21 Maggio 2024 Giudiziaria

Stragi 93: indagato a Firenze generali Mori

Il generale dei Carabinieri Mario Mori, ex comandante del Ros, è indagato a Firenze nel fascicolo aperto sulle presunte complicità esterne delle stragi mafiose del 1993. A renderlo noto è lui stesso: “Nel giorno del mio 85esimo compleanno ho ricevuto dalla Procura della Repubblica di Firenze un avviso di garanzia con invito a comparire per essere interrogato in qualità di indagato per i reati di strage, associazione mafiosa e associazione con finalità di terrorismo internazionale ed eversione dell’ordine democratico”. L’indagine in corso nel capoluogo toscano, coordinata dai procuratori aggiunti Luca Turco e Luca Tescaroli, ha l’obiettivo di individuare i presunti ispiratori politici delle bombe mafiose di via dei Georgofili a Firenze, via Palestro a Milano e san Giovanni in Laterano e san Giorgio al Velabro nella Capitale. Nel fascicolo, già archiviato e riaperto più volte, è indagato il fondatore di Forza Italia Marcello Dell’Utri e, fino alla sua morte, lo era anche l’ex presidente del Consiglio Silvio Berlusconi. Mori è stato già processato e assolto in via definitiva (dopo una condanna a 12 anni in primo grado) nel procedimento sulla Trattativa Stato-mafia, in cui era accusato di violenza e minaccia a un corpo politico dello Stato per aver trasmesso (insieme agli alti ufficiali Giuseppe De Donno e Antonio Subranni) ai governi in carica la minaccia di Cosa nostra: altre stragi e altri omicidi eccellenti se non fossero state allegerite le condizioni carcerarie dei detenuti appartenenti ai clan.
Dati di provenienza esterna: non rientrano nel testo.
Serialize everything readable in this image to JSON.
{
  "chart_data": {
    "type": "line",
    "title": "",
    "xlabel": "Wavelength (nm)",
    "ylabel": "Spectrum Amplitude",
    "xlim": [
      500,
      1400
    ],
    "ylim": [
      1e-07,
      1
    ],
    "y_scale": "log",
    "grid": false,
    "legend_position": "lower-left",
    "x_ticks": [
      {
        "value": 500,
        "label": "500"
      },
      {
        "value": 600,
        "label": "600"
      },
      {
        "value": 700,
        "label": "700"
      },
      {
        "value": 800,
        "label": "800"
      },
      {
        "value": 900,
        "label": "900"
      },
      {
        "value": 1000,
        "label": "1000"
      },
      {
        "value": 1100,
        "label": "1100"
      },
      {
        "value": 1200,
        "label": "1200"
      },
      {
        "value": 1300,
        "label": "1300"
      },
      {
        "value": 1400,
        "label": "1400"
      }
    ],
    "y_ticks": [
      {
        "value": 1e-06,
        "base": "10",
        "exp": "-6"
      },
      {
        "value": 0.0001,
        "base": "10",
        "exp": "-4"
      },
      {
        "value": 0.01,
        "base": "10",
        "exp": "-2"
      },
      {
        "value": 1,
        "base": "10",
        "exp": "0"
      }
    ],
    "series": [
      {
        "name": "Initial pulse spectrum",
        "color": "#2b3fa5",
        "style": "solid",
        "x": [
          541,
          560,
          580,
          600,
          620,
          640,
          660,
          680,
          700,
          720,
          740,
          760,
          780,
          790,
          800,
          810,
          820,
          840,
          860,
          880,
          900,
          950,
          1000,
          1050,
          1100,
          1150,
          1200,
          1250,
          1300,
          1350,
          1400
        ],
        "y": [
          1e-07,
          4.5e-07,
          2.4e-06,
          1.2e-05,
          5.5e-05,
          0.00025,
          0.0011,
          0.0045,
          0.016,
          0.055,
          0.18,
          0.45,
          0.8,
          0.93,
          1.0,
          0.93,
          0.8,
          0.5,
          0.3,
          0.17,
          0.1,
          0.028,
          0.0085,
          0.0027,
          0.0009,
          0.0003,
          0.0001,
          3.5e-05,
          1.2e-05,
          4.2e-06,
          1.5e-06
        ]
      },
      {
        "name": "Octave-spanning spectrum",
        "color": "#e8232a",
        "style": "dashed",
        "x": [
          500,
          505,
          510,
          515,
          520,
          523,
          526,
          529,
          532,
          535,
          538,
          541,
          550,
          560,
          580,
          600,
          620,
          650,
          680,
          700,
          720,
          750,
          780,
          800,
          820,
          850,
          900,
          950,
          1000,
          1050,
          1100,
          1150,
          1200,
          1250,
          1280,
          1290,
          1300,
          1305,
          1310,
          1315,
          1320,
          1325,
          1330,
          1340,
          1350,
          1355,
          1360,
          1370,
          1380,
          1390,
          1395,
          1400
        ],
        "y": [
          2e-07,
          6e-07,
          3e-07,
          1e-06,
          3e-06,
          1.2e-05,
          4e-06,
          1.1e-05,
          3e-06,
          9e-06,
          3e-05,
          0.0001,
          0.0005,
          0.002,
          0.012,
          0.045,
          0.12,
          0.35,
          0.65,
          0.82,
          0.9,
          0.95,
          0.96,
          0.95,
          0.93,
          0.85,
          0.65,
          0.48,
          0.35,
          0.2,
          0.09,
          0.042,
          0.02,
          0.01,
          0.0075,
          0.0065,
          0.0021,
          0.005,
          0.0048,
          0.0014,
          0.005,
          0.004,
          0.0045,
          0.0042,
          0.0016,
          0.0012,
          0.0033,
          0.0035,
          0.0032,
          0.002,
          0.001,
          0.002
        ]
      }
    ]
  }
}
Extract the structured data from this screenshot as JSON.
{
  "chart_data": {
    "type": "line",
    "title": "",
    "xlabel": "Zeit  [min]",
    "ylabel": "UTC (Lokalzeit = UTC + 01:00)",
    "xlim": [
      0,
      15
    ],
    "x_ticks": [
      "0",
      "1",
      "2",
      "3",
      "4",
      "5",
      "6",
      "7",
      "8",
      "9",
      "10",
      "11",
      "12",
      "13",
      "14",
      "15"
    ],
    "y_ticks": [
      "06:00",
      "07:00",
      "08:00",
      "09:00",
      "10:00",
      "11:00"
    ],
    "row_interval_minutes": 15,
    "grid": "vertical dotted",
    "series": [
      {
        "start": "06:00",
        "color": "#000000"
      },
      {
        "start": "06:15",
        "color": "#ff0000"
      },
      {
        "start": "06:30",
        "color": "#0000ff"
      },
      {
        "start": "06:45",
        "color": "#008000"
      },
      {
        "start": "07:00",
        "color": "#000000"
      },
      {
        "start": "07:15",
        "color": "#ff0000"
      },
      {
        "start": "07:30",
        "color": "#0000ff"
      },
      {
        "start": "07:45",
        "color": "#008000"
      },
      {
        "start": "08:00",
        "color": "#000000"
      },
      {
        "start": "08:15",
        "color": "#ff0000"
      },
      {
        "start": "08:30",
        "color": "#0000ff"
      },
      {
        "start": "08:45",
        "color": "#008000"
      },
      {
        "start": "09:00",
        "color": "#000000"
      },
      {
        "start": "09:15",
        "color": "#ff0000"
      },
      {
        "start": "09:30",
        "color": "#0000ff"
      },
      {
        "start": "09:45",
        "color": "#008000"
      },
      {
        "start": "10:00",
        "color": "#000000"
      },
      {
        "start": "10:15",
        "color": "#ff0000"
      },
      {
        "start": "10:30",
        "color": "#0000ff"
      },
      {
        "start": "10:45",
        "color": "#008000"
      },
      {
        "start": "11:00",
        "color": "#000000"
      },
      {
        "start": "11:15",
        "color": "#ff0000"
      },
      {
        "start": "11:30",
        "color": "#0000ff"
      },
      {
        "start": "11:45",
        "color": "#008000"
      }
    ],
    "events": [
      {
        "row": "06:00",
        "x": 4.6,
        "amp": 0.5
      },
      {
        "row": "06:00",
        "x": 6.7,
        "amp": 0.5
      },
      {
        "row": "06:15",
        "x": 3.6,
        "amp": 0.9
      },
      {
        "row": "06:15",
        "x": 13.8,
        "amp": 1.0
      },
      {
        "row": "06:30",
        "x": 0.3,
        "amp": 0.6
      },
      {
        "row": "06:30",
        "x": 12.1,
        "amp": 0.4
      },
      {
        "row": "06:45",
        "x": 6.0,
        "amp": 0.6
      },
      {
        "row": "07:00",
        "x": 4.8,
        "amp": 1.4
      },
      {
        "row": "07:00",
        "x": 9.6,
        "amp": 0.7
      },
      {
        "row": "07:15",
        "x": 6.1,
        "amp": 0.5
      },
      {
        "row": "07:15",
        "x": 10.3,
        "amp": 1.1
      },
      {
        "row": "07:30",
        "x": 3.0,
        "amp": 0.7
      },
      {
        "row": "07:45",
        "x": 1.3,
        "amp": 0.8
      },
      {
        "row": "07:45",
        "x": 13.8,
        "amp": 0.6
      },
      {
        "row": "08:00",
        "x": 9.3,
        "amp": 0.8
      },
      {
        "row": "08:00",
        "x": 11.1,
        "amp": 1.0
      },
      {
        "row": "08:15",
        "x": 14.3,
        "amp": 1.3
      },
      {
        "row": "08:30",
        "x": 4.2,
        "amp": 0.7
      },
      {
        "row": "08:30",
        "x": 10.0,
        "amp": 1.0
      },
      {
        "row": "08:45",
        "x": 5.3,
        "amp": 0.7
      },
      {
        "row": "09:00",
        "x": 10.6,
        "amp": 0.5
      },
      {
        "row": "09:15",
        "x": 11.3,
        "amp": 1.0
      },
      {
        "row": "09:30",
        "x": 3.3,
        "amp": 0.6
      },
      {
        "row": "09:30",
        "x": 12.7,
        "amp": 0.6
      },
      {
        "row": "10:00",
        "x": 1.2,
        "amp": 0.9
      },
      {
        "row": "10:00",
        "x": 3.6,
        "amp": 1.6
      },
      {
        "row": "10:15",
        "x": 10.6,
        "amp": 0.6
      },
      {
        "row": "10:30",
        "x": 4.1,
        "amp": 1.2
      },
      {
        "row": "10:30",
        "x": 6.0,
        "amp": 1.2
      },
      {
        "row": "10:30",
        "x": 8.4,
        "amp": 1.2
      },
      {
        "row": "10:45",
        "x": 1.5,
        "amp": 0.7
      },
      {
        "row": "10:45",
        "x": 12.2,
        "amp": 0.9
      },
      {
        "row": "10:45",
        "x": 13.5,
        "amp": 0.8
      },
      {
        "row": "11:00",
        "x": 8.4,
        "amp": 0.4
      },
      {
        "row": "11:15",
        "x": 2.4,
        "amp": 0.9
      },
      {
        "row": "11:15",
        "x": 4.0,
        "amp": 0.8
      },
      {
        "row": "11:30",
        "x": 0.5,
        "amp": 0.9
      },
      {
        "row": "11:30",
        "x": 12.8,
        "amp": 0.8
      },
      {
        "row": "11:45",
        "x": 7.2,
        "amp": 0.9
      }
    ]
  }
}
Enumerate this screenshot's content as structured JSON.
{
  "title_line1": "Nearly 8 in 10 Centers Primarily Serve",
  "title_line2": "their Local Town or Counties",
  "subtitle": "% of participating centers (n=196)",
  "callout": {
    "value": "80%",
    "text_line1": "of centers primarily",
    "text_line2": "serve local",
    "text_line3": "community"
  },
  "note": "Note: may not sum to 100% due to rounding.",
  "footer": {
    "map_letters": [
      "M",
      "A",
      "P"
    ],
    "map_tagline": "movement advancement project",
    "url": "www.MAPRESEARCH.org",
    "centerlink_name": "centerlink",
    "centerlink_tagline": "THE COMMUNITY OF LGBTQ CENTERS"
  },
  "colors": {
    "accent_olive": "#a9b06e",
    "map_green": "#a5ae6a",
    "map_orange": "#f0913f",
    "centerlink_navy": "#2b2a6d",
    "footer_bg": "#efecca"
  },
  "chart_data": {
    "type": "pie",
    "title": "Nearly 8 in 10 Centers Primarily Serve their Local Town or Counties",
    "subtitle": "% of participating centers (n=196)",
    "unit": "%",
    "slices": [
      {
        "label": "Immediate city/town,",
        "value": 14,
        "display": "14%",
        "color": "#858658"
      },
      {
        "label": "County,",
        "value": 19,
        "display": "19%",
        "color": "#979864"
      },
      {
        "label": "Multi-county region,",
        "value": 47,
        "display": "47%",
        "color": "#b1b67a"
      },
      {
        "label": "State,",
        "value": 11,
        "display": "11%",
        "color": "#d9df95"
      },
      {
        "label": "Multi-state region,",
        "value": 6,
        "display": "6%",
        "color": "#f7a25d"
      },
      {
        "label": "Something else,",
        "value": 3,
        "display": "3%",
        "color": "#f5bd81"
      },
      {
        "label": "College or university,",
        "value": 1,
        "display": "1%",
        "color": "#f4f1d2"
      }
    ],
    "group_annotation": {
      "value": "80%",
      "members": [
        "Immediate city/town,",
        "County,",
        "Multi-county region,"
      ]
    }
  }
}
Nel capo d’accusa redatto dai pm fiorentini si legge che il militare, “pur avendone l’obbligo giuridico, non impediva, mediante doverose segnalazioni e/o denunce all’autorità giudiziaria, ovvero con l’adozione di autonome iniziative investigative e/o preventive, gli eventi stragisti di cui aveva avuto plurime anticipazioni” poi verificatisi a Firenze, Roma e Milano, nonché il fallito attentato allo stadio Olimpico, “sebbene fosse stato informato, dapprima nell’agosto 1992, dal maresciallo Roberto Tempesta, del proposito di Cosa nostra, veicolatogli dalla fonte Paolo Bellini, di attentare al patrimonio storico, artistico e monumentale della Nazione e, in particolare, alla torre di Pisa” e, qualche tempo dopo, anche dal pentito Angelo Siino “durante il colloquio investigativo intercorso a Carinola il 25 giugno 1993, il quale gli aveva espressamente comunicato che vi sarebbero stati attentati al Nord”.

“Quelle a mio carico, com’è agevole a tutti comprendere, sono accuse surreali e risibili se tutto ciò non fosse finalizzato alla gogna morale che sarò costretto a subire ancora per chissà quanti anni”, commenta il generale. “Dopo una violenta persecuzione giudiziaria che mi ha visto imputato in ben tre processi, nei quali sono stato sempre assolto, credevo di poter trascorrere in tranquillità quel poco che resta della mia vita. Ma devo constatare che, evidentemente, certi inquirenti continuano a proporre altri teoremi, non paghi di cinque pronunce assolutorie e nemmeno della recente sentenza della Suprema Corte che, nell’aprile scorso, ha sconfessato radicalmente le loro tesi definendole interpretazioni storiografiche“, attacca, in riferimento alle motivazioni della Cassazione sul processo Trattativa.